Generative Endpoints
Generative Endpoints define the credential nomenclature used in various settings. DRUID provides various types of generative endpoints: OpenAI, AzureOpenAI, DruidAzureOpenAI, Mistral, DruidMistral and DruidGoogle on request.
Adding a New Generative Endpoint
To add a generative endpoint:
- Click Add new.
- Enter the name of the endpoint to be displayed in the UI.
- From the Endpoint Type field, select Druid if you have a LLM subscription with DRUID or Custom if you're using your own generative endpoint.
- From the Type field, select the endpoint type you want to use.
- Configure the required parameters (see details below).
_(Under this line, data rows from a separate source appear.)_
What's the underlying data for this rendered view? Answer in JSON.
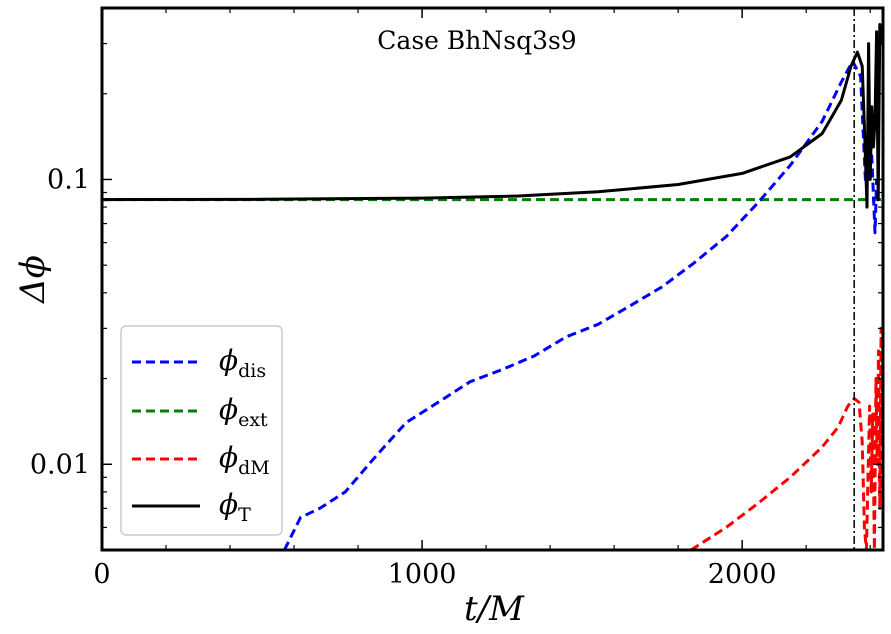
{
  "chart_data": {
    "type": "line",
    "annotation": "Case BhNsq3s9",
    "xlabel": "t/M",
    "ylabel": "Δϕ",
    "xlim": [
      0,
      2440
    ],
    "ylim": [
      0.005,
      0.4
    ],
    "yscale": "log",
    "x_ticks": [
      {
        "value": 0,
        "label": "0"
      },
      {
        "value": 1000,
        "label": "1000"
      },
      {
        "value": 2000,
        "label": "2000"
      }
    ],
    "y_ticks": [
      {
        "value": 0.1,
        "label": "0.1"
      },
      {
        "value": 0.01,
        "label": "0.01"
      }
    ],
    "vline": {
      "x": 2350,
      "style": "dashdot",
      "color": "#000000"
    },
    "legend_position": "lower-left",
    "series": [
      {
        "name": "ϕ",
        "subscript": "dis",
        "color": "#0000ff",
        "style": "dashed",
        "points": [
          [
            570,
            0.005
          ],
          [
            620,
            0.0065
          ],
          [
            680,
            0.007
          ],
          [
            760,
            0.008
          ],
          [
            850,
            0.0105
          ],
          [
            950,
            0.014
          ],
          [
            1050,
            0.0165
          ],
          [
            1150,
            0.0195
          ],
          [
            1250,
            0.0215
          ],
          [
            1350,
            0.024
          ],
          [
            1450,
            0.028
          ],
          [
            1550,
            0.031
          ],
          [
            1650,
            0.036
          ],
          [
            1750,
            0.042
          ],
          [
            1850,
            0.051
          ],
          [
            1950,
            0.063
          ],
          [
            2050,
            0.083
          ],
          [
            2150,
            0.112
          ],
          [
            2250,
            0.16
          ],
          [
            2310,
            0.22
          ],
          [
            2345,
            0.26
          ],
          [
            2370,
            0.23
          ],
          [
            2385,
            0.1
          ],
          [
            2395,
            0.15
          ],
          [
            2405,
            0.12
          ],
          [
            2415,
            0.065
          ],
          [
            2420,
            0.1
          ]
        ]
      },
      {
        "name": "ϕ",
        "subscript": "ext",
        "color": "#008000",
        "style": "dashed",
        "points": [
          [
            0,
            0.085
          ],
          [
            2440,
            0.085
          ]
        ]
      },
      {
        "name": "ϕ",
        "subscript": "dM",
        "color": "#ff0000",
        "style": "dashed",
        "points": [
          [
            1840,
            0.005
          ],
          [
            1950,
            0.006
          ],
          [
            2050,
            0.0073
          ],
          [
            2150,
            0.009
          ],
          [
            2250,
            0.0115
          ],
          [
            2300,
            0.0135
          ],
          [
            2330,
            0.016
          ],
          [
            2350,
            0.017
          ],
          [
            2365,
            0.0165
          ],
          [
            2375,
            0.012
          ],
          [
            2382,
            0.006
          ],
          [
            2388,
            0.005
          ],
          [
            2393,
            0.009
          ],
          [
            2398,
            0.016
          ],
          [
            2403,
            0.008
          ],
          [
            2408,
            0.015
          ],
          [
            2413,
            0.005
          ],
          [
            2418,
            0.02
          ],
          [
            2422,
            0.01
          ],
          [
            2426,
            0.025
          ],
          [
            2430,
            0.007
          ],
          [
            2434,
            0.03
          ],
          [
            2437,
            0.012
          ],
          [
            2440,
            0.033
          ]
        ]
      },
      {
        "name": "ϕ",
        "subscript": "T",
        "color": "#000000",
        "style": "solid",
        "points": [
          [
            0,
            0.085
          ],
          [
            500,
            0.0852
          ],
          [
            1000,
            0.086
          ],
          [
            1300,
            0.0875
          ],
          [
            1550,
            0.0905
          ],
          [
            1800,
            0.096
          ],
          [
            2000,
            0.105
          ],
          [
            2150,
            0.12
          ],
          [
            2250,
            0.145
          ],
          [
            2310,
            0.19
          ],
          [
            2340,
            0.25
          ],
          [
            2360,
            0.28
          ],
          [
            2375,
            0.25
          ],
          [
            2383,
            0.14
          ],
          [
            2390,
            0.08
          ],
          [
            2395,
            0.3
          ],
          [
            2400,
            0.1
          ],
          [
            2405,
            0.18
          ],
          [
            2410,
            0.13
          ],
          [
            2415,
            0.16
          ],
          [
            2420,
            0.33
          ],
          [
            2425,
            0.085
          ],
          [
            2430,
            0.35
          ],
          [
            2435,
            0.3
          ],
          [
            2440,
            0.35
          ]
        ]
      }
    ]
  }
}
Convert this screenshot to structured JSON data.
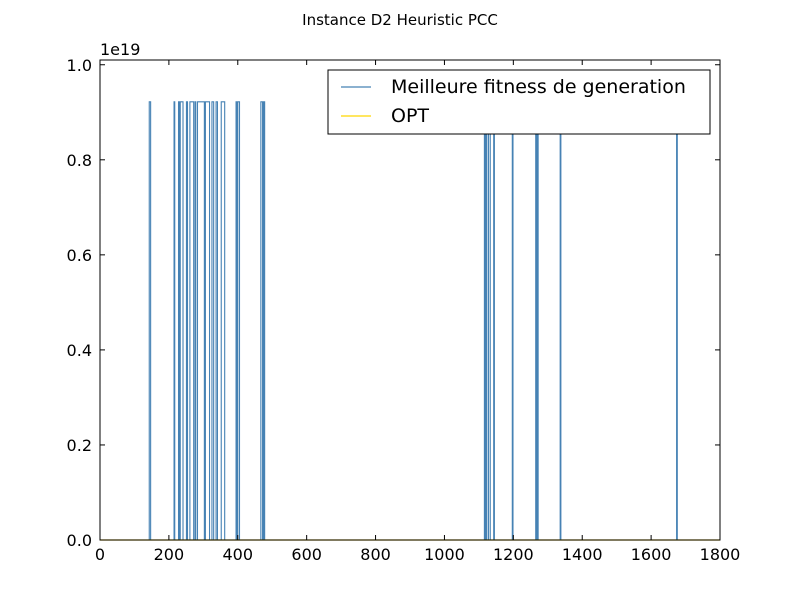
{
  "chart_data": {
    "type": "line",
    "title": "Instance D2 Heuristic PCC",
    "xlabel": "",
    "ylabel": "",
    "y_offset_label": "1e19",
    "xlim": [
      0,
      1800
    ],
    "ylim": [
      0,
      1.01
    ],
    "y_scale_factor": 1e+19,
    "x_ticks": [
      0,
      200,
      400,
      600,
      800,
      1000,
      1200,
      1400,
      1600,
      1800
    ],
    "x_tick_labels": [
      "0",
      "200",
      "400",
      "600",
      "800",
      "1000",
      "1200",
      "1400",
      "1600",
      "1800"
    ],
    "y_ticks": [
      0.0,
      0.2,
      0.4,
      0.6,
      0.8,
      1.0
    ],
    "y_tick_labels": [
      "0.0",
      "0.2",
      "0.4",
      "0.6",
      "0.8",
      "1.0"
    ],
    "grid": false,
    "legend_position": "top-right",
    "series": [
      {
        "name": "Meilleure fitness de generation",
        "color": "#4682b4",
        "pulses": [
          [
            143,
            147,
            0.922
          ],
          [
            215,
            217,
            0.922
          ],
          [
            228,
            230,
            0.922
          ],
          [
            233,
            241,
            0.922
          ],
          [
            251,
            254,
            0.922
          ],
          [
            261,
            272,
            0.922
          ],
          [
            276,
            278,
            0.922
          ],
          [
            283,
            303,
            0.922
          ],
          [
            306,
            318,
            0.922
          ],
          [
            325,
            330,
            0.922
          ],
          [
            337,
            341,
            0.922
          ],
          [
            352,
            362,
            0.922
          ],
          [
            395,
            398,
            0.922
          ],
          [
            400,
            405,
            0.922
          ],
          [
            467,
            472,
            0.922
          ],
          [
            475,
            478,
            0.922
          ],
          [
            1116,
            1118,
            0.86
          ],
          [
            1120,
            1123,
            0.86
          ],
          [
            1128,
            1133,
            0.86
          ],
          [
            1143,
            1145,
            0.86
          ],
          [
            1197,
            1199,
            0.86
          ],
          [
            1265,
            1267,
            0.86
          ],
          [
            1270,
            1272,
            0.86
          ],
          [
            1336,
            1338,
            0.86
          ],
          [
            1674,
            1676,
            0.86
          ]
        ]
      },
      {
        "name": "OPT",
        "color": "#ffd700",
        "values": [
          [
            0,
            0
          ],
          [
            1800,
            0
          ]
        ]
      }
    ]
  }
}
By correctly configuring these parameters, you can optimize how DRUID integrates with generative AI models, ensuring efficient and cost-effective AI-powered interactions.
- Click Save.
Configuring Generative Endpoint Parameters
Caption
Customize the name of the endpoint displayed in the UI. This is useful for distinguishing between different endpoints when managing multiple connections.
API URL
Enter the URL of the generative API. This is the endpoint where DRUID sends requests to process and generate responses.
Example: For OpenAI, you might use https://api.openai.com/v1.
API Key
Provide the secret key from your generative provider (e.g., OpenAI or Azure). This key authenticates requests to the API.
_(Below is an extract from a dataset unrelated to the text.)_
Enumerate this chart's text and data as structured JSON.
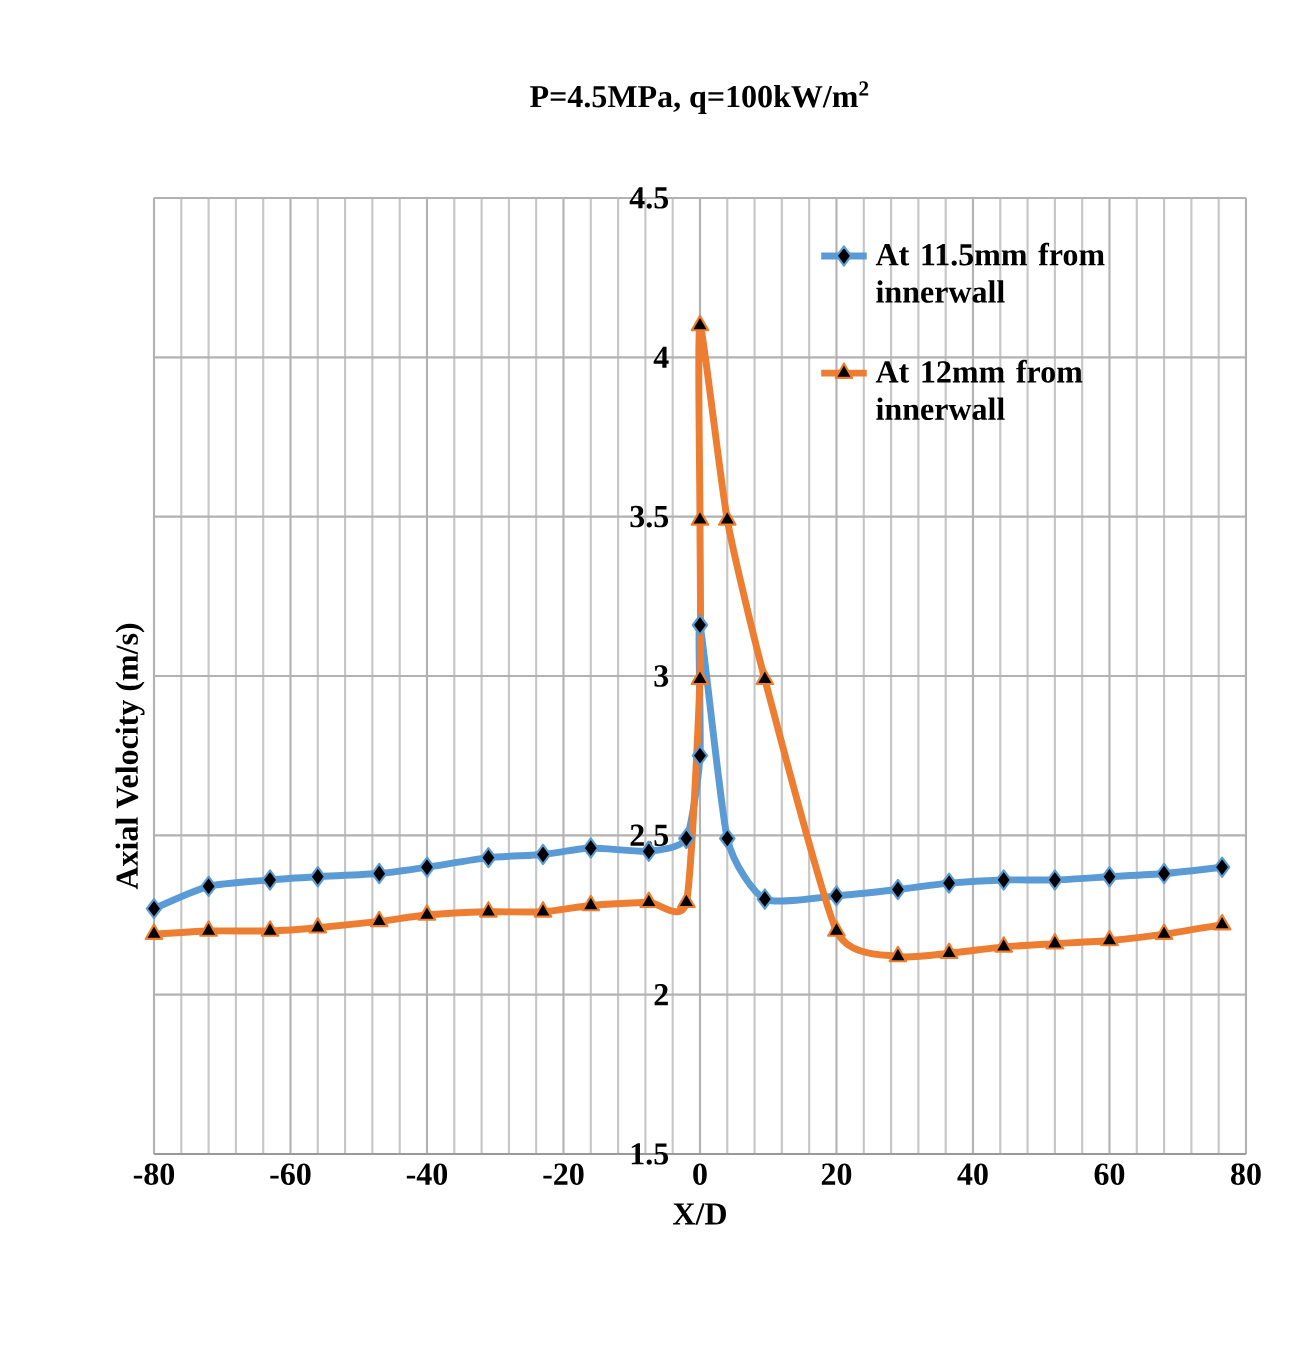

Example: If you integrate Azure OpenAI, you must generate an API key from the Azure OpenAI Studio and enter it here.
Model Name
- For Druid generative endpoints, select a model token from the list of activated models on your tenant.
- For Custom generative endpoints, specify the generative model to use. Example: For OpenAI, common models include openai-4o-mini or gpt-4-turbo.
Different models offer varying capabilities, performance levels, and token limits.
Max Tokens per Session Limit
Defines the maximum number of tokens a model can use in a single extraction session (i.e., per data extraction action). This prevents excessive token usage and optimizes performance.
Default values:
- For bots created in DRUID 7.3 and later, the default is 400,000 tokens.
- For bots created in earlier versions, the parameter defaults to null.
Best practice: If your chatbot processes large data volumes, adjust this setting to ensure efficient token allocation and cost management.
Model Context Window Size
Defines the total number of tokens (input + output) the model can process in a single interaction. Each model has a fixed context window size and if the total token count exceeds this limit, the response is truncated.
Example: If the context window is 4096 tokens, and the input is 3000 tokens, the model can generate up to 1096 tokens before reaching the limit.
Max Tokens (per request)
Set the maximum number of tokens that can be used in a single request. This limits the amount of text input that the AI model can process at once.
Model-specific behavior: Some models have predefined maximum token limits. For instance, gpt-4 supports up to 8,000 tokens per request, while smaller models may have lower limits.
Disable SSL Validation
This parameter controls whether SSL certificate validation is enforced when connecting to the generative API endpoint.
- Enabled: The system bypasses SSL certificate validation, allowing connections even if the certificate is self-signed, expired, or untrusted.
- Disabled: The system enforces SSL validation, ensuring secure communication by verifying the server's certificate.
Use Case: Enable this option only if your API endpoint uses a self-signed certificate or if SSL verification issues prevent a successful connection. Keeping SSL validation enabled enhances security by preventing potential man-in-the-middle attacks.
Optimization tips
- Monitor token usage: Track logs to see if users hit limits often. Adjust if needed.
- Start conservatively: Use lower limits initially and increase based on real-world demand.
- Balance cost vs. performance: If costs are too high, lower Max Tokens per Session Limit or reduce Model Context Window Size.
- Fine-tune for efficiency: Shorten responses where possible and use summarization techniques to keep output concise.